La Gazzetta spiega la decisione dei due club

di Matteo Pifferi, @Pifferii

“Altro che luci, ruspe a San Siro. Non è il caso di saltare alle conclusioni, perché le sorti del Meazza sono in mano al Comune di Milano, ma la demolizione diventa sempre più probabile”. Apre così l’articolo de La Gazzetta dello Sport in merito alla volontà, condivisa da Inter e Milan, di progettare un nuovo stadio da presentare al Comune. “È la linea che il Milan porta avanti da un po’, e ora anche l’Inter pare convinta ad abbandonare ogni progetto di ristrutturazione della «casa» attuale.

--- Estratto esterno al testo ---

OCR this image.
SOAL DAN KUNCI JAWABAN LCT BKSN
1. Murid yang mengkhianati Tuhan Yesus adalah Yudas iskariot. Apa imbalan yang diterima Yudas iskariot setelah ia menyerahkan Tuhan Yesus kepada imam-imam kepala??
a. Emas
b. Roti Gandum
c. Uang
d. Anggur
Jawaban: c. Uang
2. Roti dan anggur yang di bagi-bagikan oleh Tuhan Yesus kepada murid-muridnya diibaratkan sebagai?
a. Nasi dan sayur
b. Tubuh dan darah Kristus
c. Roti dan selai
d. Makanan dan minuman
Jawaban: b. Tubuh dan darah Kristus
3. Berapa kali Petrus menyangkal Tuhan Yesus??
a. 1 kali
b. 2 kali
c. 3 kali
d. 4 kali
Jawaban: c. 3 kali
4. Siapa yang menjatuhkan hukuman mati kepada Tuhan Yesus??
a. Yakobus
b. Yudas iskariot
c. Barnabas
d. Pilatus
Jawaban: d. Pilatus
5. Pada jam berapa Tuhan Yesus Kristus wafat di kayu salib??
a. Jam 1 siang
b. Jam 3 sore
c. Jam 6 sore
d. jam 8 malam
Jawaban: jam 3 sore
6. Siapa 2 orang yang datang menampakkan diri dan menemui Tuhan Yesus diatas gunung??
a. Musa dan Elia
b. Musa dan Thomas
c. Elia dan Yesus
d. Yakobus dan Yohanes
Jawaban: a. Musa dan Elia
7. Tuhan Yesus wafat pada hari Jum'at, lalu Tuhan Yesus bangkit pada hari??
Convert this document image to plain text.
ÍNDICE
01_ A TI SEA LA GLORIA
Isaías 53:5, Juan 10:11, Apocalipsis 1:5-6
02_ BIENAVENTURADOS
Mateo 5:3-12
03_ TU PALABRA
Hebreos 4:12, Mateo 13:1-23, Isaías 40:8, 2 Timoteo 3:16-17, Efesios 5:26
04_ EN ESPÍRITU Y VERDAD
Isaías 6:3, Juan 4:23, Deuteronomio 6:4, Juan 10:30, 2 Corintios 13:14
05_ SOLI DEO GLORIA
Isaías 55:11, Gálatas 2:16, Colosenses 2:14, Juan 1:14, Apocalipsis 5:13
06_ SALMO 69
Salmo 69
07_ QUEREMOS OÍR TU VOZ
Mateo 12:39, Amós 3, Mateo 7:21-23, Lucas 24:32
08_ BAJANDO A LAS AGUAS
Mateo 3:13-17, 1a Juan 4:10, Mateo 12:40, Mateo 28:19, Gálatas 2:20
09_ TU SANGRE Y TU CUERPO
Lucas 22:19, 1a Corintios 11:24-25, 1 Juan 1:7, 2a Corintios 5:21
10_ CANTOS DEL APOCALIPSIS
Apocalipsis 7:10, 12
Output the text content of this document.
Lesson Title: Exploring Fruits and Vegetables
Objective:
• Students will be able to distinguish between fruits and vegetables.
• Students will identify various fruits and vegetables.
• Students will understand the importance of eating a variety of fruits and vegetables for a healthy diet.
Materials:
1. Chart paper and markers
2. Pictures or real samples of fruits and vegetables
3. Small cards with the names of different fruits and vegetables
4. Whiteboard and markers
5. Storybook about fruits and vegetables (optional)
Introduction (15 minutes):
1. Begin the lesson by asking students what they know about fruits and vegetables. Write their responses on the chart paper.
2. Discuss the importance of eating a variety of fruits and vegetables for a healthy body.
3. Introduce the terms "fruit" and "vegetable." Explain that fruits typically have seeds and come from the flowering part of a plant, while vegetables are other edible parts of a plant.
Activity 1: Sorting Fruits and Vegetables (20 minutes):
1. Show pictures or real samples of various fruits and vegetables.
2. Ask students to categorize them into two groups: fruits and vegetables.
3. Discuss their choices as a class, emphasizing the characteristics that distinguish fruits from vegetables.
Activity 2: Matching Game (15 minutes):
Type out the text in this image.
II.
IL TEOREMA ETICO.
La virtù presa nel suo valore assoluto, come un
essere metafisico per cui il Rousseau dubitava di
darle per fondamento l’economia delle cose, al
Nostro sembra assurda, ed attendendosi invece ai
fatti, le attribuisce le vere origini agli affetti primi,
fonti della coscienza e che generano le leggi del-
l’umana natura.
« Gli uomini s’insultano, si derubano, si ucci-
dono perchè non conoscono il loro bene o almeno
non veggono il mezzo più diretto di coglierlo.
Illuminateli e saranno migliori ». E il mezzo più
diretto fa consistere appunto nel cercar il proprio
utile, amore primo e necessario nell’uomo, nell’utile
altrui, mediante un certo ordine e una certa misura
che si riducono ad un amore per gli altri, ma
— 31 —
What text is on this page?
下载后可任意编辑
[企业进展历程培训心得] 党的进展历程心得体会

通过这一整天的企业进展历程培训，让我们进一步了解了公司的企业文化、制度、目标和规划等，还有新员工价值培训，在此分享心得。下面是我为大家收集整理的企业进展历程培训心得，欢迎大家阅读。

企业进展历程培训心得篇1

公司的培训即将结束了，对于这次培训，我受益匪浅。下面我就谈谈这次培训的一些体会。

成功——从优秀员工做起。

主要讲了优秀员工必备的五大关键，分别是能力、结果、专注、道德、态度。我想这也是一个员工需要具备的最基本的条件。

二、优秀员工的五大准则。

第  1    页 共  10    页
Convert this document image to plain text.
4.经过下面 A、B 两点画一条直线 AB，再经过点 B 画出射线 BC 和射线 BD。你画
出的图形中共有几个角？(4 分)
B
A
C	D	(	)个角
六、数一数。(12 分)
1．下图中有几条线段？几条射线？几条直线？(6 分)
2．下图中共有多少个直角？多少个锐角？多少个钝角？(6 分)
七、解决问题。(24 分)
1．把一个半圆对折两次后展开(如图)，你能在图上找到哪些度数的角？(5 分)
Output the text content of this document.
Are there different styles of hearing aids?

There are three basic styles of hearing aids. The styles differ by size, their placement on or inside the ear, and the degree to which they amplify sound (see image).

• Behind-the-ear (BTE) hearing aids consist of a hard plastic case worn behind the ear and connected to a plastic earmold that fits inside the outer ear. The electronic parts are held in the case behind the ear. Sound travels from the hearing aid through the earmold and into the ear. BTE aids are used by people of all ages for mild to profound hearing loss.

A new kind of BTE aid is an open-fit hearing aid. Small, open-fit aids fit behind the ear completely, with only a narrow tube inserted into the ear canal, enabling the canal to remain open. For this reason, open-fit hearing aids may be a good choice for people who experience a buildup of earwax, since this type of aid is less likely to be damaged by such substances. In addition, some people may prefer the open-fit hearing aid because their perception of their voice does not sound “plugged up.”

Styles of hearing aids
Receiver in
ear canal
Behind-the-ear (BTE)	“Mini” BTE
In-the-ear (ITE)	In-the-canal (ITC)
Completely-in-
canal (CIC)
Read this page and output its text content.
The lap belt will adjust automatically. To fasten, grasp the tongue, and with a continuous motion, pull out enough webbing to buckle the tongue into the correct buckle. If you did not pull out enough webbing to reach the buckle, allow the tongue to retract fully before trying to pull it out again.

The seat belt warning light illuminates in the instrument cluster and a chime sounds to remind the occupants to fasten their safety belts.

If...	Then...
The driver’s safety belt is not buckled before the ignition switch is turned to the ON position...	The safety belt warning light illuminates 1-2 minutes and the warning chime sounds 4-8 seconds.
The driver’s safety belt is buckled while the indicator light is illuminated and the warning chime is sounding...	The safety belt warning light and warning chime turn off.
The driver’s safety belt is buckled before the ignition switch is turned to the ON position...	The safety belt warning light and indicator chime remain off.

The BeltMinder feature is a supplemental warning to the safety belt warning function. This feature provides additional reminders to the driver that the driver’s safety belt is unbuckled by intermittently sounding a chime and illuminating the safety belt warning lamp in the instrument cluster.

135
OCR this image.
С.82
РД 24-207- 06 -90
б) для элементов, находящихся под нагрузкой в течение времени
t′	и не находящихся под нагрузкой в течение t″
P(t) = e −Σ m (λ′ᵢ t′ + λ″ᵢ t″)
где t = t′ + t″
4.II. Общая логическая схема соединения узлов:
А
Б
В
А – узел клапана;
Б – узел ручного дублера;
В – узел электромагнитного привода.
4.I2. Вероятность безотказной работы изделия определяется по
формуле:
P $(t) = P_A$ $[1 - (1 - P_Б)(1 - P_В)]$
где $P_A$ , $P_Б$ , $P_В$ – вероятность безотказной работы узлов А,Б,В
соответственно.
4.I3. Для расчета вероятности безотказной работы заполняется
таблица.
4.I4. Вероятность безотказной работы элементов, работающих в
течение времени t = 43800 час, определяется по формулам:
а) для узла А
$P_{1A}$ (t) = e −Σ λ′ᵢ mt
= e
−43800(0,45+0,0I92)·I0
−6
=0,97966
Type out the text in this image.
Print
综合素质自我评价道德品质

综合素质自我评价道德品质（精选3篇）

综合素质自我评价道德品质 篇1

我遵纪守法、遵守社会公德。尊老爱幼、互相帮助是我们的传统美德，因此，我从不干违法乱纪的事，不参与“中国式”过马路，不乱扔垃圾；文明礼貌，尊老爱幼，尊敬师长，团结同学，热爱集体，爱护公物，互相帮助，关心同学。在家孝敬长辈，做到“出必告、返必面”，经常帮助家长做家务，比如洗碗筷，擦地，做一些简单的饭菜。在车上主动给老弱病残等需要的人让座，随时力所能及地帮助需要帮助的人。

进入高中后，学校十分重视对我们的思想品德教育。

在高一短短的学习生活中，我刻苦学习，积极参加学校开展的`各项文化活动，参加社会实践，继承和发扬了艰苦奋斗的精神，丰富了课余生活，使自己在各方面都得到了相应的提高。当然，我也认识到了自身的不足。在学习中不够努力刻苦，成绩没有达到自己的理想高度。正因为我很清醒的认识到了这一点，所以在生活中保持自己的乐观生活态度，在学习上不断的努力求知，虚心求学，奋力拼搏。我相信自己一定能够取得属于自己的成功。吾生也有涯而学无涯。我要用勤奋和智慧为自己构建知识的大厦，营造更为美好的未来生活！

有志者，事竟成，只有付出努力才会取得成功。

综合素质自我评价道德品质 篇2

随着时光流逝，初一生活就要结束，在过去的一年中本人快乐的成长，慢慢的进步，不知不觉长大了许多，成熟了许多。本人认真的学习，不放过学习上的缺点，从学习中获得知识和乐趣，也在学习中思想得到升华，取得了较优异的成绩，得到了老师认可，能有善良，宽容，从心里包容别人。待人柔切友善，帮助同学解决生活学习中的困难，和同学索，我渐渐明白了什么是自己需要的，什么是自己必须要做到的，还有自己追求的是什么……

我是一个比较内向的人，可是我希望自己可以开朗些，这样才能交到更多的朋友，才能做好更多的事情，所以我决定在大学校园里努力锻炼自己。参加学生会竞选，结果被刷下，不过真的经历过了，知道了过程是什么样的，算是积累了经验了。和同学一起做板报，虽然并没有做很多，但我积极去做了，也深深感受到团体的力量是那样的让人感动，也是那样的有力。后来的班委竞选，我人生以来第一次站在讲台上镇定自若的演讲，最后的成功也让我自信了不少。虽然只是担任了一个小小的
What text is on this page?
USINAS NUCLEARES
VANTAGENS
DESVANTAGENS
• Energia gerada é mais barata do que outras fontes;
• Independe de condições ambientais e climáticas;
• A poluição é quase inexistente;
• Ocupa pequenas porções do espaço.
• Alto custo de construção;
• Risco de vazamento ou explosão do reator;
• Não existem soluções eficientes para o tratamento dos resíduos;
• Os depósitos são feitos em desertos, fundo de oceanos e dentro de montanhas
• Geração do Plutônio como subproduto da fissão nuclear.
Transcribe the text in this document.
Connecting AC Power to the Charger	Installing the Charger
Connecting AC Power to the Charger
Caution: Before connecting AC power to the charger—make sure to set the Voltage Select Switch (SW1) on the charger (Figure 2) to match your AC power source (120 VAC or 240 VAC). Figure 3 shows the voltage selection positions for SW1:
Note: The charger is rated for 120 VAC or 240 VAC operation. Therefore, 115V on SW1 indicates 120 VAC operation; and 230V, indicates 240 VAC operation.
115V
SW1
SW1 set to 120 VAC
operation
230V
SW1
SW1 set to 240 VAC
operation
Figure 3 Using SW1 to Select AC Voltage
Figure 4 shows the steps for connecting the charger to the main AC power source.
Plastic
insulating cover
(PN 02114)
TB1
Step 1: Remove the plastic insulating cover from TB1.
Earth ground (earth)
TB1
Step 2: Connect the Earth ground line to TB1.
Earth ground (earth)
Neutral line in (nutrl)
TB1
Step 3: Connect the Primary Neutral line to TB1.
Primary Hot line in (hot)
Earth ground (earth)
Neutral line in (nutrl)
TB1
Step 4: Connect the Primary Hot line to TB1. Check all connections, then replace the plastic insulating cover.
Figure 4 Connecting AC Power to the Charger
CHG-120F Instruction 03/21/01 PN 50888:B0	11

Così i tempi si accorciano: i club dovevano presentare un piano al Comune entro fine aprile, ma potrebbero farlo già la prossima settimana”, spiega la Rosea che ribadisce come Sala e i suoi collaboratori preferiscano la ristrutturazione di San Siro, senza chiudere però ad alternative.

TEMPI E COSTI – La scelta di avviare un progetto che preveda un nuovo stadio potrebbe implicare che le due squadre, per una o due stagioni, debbano giocare in un altro impianto. “Il piano «demolizione» invece consente di avere uno stadio moderno, da 60mila spettatori, con più libertà progettuale e con la possibilità di giocare nel vecchio impianto durante i lavori”, come rimarca la Gazzetta dello Sport che indica in 3/5 anni i tempi necessari per il progetto legato al nuovo stadio. Restare a San Siro, tuttavia, implicherebbe  “tempi lunghi, costi alti, risultati finali non ideali e implicherebbe la ricerca di un altro impianto dove giocare per una/due stagioni”, chiosa la Rosea.